The Origin of Halloween
During the Vedic Period, from 3700 to 687 BC, the planet Mars approached and orbited the Earth one hundred times. It remained in this special geostationary orbit for about fourteen and a half years. During each orbiting period, called a kalpa in the ancient Rg Veda, it remained stationary in the sky, day and night, passing through phases like the Moon every day, but tidally locked directly above Mt. Kailash, which was known by the Vedic people as ‘Indra’s (Mars) ‘home on Earth’. In that orbit, only 33,500 km above the Earth, it appeared 630 times the area of the full Moon, and everyone on Earth knew names for hundreds of features on its surface, enhanced by virtue of the continuously changing shadows as it slowly revolved like a giant wheel. It was sometimes referred to as Yama-Yami, described as a ‘green man with a red cloak’, referring to the vegetation which abounded on part of Mars during the earlier kalpas, and the volcanic provinces, such as the Tharsis Bulge and the Valles Marineris, which covered the remaining part. Because of its distorted shape, (it was called the dog-star) its north pole (rotation axis) was forced to remain facing the Earth. As a result, tidal effects of the more massive Earth first drew all of the water in its northern hemisphere into a giant northern ocean, which scientists today call the Oceanus Borealis based on evidence of ancient coastlines, which can be seen in the figure. More slowly the same tidal effect melted subsurface rock around its north pole and slowly drew this upward until it rose above the northern ocean, forming a large circular island. All cultures in the world believed this ‘risen land’ was sacred, watching and waiting for its appearance at the beginning of each kalpa, and had special names for it, such as the Egyptian duat.

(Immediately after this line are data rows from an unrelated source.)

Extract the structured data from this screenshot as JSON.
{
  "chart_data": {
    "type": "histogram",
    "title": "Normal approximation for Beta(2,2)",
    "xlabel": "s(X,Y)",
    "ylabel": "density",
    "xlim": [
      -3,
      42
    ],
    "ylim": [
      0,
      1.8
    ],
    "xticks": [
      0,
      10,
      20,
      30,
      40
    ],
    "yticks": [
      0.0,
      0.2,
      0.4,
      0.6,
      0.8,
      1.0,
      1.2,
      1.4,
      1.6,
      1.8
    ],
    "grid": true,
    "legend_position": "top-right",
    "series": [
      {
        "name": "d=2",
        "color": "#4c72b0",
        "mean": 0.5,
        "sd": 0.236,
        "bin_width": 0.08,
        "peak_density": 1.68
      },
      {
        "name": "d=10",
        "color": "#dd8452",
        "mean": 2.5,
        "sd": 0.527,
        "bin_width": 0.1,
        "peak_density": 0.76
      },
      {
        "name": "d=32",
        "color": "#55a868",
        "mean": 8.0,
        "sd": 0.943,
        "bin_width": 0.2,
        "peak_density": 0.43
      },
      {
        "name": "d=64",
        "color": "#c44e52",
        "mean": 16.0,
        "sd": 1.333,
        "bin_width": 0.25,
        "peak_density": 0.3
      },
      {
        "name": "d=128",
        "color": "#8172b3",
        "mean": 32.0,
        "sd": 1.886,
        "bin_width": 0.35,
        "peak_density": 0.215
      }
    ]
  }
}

Cyclic Catastrophism is based on the fact that Mars only remained in its geostationary orbit for fourteen and a half years at a time and then left the vicinity of the Earth entering a planetary orbit about the Sun for fifteen and a half years. Many cultures believed that when Mars orbited close to the Earth, the souls of the recently deceased soared to the sacred northern island on Mars (figure), and that each time the planet escaped from Earth orbit at the vernal equinox in the fourteenth year of the kalpa, it carried their souls ‘to the gods’ (the stars). This same function was ascribed to the Vedic Yama-Yami and the Egyptian deity Horus.
This led (logically), to the belief that upon the next capture of Mars, people might be able to contact the souls of the deceased. Because the the orbits of the two planets brought them together again around Oct. 31, some fifteen and a half years after its previous release, seances were held at this date. Once the planets were released into their current orbits in 687 BC, all that remained was the date on which the souls of the deceased might be contacted. This led to ‘all saints day’ and to the more popular ‘fun’ day Halloween.
Over millennia, many ancient customs and beliefs have been handed down, the origins of which are now unknown. Indeed, the notion of purgatory may well have may have evolved from the same cyclics of Mars. The souls of those who passed away when Mars was not orbiting close to the Earth, must have had to wait for it return before they could ascend to the sacred land. Also, because at the end of each encounter the northern ocean overflowed the island, the myth arose of a great island culture called Atlantis which disappeared beneath the sea, (logically) called the Atlantic Ocean.